Lama-kelamaan, hal ini membuat sebagian kalangan menjadi geram. Alhasil, mulai bermunculan akademisi yang mementingkan pendidikan di Indonesia. Mulai dari bedirinya Budi Utomo. Masuknya pendiidikan berbasis agama seperti Muhammadiyah. Dan, tentu saja, lewat bapak pendidikan kita, Ki Hajar Dewantara. Perguruan Taman Siswa didirikan oleh Ki Hajar Dewantara. Perguruan ini menjadi aktualisasi dari perjuangan Ki Hajar yang bercita-cita membangun
manusia Indonesia melalui bidang pendidikan. Ki Hajar percaya, pendidikan dapat menjadi landasan bagi perjuangan untuk mencapai manusia Indonesia yang merdeka lahir dan batin. Alasan Pendirian Taman siswa: 1. Terbatasnya akses pendidikan bagi bangsa Indonesia pada masa kolonialisme Belanda 2. Sekolah-sekolah yang ada yang didirikan oleh pemerintah penjajah pun kurang menguntungkan bagi bangsa ini. 3. Pendidikan pemerintah kolonial tidak cocok untuk bangsa Indonesia karena bersifat regering, tucht, orde (perintah, hukuman, dan ketertiban). Pendidikan seperti ini tidak akan menghasilkan manusia yang bermartabat dan berkepribadian. Perguruan Taman Siswa didirikan pada 3 Juli 1922 di Yogyakarta. Perguruan ini kemudian berkembang luas baik di dalam maupun di luar Pulau Jawa, seperti Sumatra, Bali, Sulawesi, Kalimantan, dan Ambon. Berdirinya lembaga pendidikan yang mengajarkan rasa kebangsaan dan rasa cinta tanah air ini segera menjadi tandingan bagi pendidikan yang didirikan oleh pemerintah kolonial.

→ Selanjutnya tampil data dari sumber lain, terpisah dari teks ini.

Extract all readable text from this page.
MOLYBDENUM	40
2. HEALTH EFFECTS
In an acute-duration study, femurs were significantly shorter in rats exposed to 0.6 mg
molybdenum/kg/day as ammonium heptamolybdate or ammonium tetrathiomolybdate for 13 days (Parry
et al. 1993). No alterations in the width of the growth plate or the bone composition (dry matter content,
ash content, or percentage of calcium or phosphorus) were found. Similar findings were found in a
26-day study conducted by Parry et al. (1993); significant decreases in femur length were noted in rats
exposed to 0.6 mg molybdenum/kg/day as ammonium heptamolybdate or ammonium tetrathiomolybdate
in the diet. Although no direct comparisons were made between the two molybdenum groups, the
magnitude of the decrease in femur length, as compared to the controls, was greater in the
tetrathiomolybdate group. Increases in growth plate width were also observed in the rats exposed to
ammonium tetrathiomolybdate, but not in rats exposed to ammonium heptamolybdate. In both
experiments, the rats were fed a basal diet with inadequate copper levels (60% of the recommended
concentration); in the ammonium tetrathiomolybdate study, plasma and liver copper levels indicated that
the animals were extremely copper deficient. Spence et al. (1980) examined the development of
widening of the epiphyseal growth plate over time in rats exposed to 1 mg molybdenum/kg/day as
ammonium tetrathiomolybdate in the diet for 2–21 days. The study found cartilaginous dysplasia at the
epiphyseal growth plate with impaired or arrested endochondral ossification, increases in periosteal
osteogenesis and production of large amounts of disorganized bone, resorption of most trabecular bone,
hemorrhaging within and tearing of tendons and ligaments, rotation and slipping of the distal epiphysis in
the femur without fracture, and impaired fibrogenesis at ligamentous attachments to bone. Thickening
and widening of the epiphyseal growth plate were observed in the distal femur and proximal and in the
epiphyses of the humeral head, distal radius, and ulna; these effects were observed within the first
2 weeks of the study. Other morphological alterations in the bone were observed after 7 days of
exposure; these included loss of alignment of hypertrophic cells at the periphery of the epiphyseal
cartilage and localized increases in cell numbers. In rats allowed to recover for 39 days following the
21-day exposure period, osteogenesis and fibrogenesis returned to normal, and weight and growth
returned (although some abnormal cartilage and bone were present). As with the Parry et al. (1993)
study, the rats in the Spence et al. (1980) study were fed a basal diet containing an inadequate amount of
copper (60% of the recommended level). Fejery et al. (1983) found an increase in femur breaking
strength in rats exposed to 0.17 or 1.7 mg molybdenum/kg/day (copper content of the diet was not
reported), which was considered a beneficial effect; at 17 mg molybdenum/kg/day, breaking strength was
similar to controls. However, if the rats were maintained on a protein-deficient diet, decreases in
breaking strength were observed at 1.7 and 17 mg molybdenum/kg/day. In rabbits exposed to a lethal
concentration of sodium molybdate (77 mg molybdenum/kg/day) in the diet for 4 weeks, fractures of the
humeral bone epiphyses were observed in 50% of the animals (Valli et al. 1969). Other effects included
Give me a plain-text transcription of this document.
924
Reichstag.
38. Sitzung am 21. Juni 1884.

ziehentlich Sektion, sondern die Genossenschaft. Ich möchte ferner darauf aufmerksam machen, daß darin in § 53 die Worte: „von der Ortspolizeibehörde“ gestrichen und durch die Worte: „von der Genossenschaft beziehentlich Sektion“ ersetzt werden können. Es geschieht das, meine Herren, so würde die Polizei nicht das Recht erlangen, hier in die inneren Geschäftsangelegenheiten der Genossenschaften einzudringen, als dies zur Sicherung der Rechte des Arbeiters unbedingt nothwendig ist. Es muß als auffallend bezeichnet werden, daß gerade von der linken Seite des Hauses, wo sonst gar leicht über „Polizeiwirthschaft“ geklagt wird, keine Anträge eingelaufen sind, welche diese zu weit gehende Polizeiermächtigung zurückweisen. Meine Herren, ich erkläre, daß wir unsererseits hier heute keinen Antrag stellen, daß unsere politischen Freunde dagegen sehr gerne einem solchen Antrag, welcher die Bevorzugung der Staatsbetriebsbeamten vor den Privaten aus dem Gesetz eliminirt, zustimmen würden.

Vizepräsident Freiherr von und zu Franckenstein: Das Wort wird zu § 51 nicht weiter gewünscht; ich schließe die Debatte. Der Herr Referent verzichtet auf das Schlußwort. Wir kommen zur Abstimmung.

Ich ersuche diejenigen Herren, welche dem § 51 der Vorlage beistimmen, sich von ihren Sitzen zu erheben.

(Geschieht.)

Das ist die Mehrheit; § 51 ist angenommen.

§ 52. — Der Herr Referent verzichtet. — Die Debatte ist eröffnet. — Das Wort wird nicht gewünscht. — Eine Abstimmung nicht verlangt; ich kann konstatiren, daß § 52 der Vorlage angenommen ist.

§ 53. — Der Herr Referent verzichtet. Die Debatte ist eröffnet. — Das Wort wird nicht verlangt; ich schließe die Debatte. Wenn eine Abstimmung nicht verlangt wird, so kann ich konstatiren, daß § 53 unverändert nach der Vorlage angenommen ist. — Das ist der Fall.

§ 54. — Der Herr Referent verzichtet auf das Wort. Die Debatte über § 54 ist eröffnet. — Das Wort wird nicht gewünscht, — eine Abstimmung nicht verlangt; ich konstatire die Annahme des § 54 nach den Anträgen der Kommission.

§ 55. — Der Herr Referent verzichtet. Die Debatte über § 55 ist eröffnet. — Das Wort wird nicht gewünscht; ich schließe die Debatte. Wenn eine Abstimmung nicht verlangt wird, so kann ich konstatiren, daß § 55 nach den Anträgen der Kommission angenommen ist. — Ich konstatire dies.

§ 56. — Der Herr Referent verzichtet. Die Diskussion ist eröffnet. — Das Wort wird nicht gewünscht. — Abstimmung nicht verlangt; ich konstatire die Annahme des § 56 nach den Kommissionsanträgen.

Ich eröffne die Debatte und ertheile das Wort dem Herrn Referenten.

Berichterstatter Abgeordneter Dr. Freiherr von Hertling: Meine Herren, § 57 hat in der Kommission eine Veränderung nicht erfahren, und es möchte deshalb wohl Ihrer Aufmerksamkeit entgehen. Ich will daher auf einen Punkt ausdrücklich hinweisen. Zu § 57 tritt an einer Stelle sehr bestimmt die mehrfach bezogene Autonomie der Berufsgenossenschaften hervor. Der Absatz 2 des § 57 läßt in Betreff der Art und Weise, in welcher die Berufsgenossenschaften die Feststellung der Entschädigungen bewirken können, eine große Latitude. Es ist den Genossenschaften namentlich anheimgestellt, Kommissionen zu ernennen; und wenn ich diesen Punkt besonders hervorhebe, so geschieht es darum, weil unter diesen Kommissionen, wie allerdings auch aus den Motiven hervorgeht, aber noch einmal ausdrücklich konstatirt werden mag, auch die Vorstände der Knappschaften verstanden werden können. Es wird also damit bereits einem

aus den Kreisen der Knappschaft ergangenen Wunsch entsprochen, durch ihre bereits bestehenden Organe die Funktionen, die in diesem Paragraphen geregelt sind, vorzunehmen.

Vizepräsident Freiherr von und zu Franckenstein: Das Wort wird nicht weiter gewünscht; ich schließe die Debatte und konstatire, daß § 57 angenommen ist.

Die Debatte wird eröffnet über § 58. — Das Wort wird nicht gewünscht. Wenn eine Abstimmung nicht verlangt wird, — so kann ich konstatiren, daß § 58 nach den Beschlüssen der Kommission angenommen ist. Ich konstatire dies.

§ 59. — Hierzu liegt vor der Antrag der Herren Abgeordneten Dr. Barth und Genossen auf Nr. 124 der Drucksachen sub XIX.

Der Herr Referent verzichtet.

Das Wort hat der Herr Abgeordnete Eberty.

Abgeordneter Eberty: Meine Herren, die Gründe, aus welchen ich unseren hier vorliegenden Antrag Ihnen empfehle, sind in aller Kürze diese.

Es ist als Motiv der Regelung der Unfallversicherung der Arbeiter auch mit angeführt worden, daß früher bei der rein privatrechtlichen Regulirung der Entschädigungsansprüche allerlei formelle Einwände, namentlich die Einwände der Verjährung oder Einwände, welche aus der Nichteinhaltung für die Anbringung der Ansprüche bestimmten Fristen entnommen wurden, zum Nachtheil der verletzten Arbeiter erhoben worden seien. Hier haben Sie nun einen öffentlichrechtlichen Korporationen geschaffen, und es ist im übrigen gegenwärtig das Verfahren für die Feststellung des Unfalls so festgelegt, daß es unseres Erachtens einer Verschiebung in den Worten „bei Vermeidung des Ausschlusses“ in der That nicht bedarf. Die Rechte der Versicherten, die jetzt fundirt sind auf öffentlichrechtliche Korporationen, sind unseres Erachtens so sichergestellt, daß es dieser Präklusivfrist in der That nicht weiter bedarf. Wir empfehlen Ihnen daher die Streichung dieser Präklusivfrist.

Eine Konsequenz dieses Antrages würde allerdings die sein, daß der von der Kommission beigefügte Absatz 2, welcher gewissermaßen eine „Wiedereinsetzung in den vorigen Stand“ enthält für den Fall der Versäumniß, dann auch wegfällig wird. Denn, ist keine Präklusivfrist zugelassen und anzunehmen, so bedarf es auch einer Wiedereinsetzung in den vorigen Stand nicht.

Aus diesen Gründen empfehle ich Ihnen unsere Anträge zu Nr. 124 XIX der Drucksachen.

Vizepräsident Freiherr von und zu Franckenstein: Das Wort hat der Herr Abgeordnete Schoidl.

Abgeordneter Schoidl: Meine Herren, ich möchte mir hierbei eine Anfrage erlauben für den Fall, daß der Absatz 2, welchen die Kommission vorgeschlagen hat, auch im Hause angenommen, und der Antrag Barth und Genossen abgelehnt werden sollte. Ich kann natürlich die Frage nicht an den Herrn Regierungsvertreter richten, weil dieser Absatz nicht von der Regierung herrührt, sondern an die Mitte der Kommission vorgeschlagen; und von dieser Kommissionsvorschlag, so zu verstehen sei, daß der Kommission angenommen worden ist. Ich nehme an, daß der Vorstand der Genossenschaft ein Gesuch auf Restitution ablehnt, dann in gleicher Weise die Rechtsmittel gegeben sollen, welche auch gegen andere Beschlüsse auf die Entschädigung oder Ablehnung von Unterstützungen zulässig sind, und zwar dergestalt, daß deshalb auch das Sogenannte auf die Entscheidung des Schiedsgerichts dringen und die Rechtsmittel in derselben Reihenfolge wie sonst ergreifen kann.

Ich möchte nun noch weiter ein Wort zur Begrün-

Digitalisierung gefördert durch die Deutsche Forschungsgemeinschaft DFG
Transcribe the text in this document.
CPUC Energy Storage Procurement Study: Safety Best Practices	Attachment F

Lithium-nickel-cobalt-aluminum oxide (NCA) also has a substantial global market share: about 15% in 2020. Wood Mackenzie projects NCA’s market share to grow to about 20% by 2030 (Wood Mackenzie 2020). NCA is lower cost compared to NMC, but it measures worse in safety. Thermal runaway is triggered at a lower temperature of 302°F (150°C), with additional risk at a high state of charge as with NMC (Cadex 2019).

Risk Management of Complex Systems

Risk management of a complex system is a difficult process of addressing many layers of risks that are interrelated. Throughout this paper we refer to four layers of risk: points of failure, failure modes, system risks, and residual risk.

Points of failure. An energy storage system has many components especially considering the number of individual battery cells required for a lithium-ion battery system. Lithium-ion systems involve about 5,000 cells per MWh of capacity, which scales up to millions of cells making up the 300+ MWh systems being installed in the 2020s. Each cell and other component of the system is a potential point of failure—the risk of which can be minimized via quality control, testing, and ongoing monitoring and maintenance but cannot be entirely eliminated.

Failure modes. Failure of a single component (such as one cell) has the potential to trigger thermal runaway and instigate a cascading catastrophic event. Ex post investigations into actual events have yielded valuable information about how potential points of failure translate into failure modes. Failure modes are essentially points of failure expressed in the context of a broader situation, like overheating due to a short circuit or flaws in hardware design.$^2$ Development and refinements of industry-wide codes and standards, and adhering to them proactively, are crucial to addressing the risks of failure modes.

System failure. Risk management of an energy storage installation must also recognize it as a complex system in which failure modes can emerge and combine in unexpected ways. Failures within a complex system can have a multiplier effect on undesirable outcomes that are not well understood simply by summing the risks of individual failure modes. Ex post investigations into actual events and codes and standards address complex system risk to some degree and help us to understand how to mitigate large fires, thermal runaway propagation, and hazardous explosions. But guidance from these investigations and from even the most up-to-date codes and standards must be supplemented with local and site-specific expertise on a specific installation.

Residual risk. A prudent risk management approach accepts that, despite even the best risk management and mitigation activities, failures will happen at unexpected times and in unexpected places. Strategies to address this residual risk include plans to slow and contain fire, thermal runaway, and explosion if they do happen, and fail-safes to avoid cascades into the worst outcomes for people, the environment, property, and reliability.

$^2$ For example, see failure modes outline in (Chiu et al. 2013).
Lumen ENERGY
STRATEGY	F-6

Bahkan sekolah ini dianggap menjadi ancaman karena dianggap menanamkan benih-benih perlawanan dan pembangkangan. Oleh karena itu, tidak sedikit rintangan yang dihadapi Ki Hajar dalam mengembangkan perguruannya. Salah satunya dengan keluarnya Ordonansi Sekolah Liar pada 1932 oleh pemerintah kolonial Belanda. Berkat kegigihan Ki Hajar memprotes kebijakan tersebut, ordonansi yang isinya mengekang sekolah-sekolah non-pemerintah tersebut dicabut. Setelah kemerdekaan, Taman Siswa berusaha untuk lebih meningkatkan peranannya di Indonesia. Kongres Taman Siswa di tahun 1946 merumuskan Panca Dharma Taman Siswa yang merupakan lima asas dasar Perguruan Taman Siswa, yaitu asas kemerdekaan, asas kodrat alam, asas kebangsaan, asas kebudayaan, dan asas kemanusiaan. Perguruan Taman Siswa memiliki pedoman bagi seorang guru yang disebut Patrap Triloka. Konsep yang sangat populer ini dikembangkan oleh Suwardi setelah ia mempelajari sistem pendidikan progresif yang diperkenalkan oleh Maria Montessori dan Rabindranath Tagore. Unsur-unsur dari Patrap Triloka yang menjadi dasar kerja seorang guru sebagai berikut:
1. Ing ngarsa sung tuladha (di depan memberi teladan) 2. Ing madya mangun karsa (di tengah karsa/kemauan/semangat) 3. Tut wuri handayani (dari belakang mendukung).
membangun
Ketiga prinsip tersebut hingga saat ini masih tetap menjadi panduan dan pedoman dalam dunia pendidikan di Indonesia.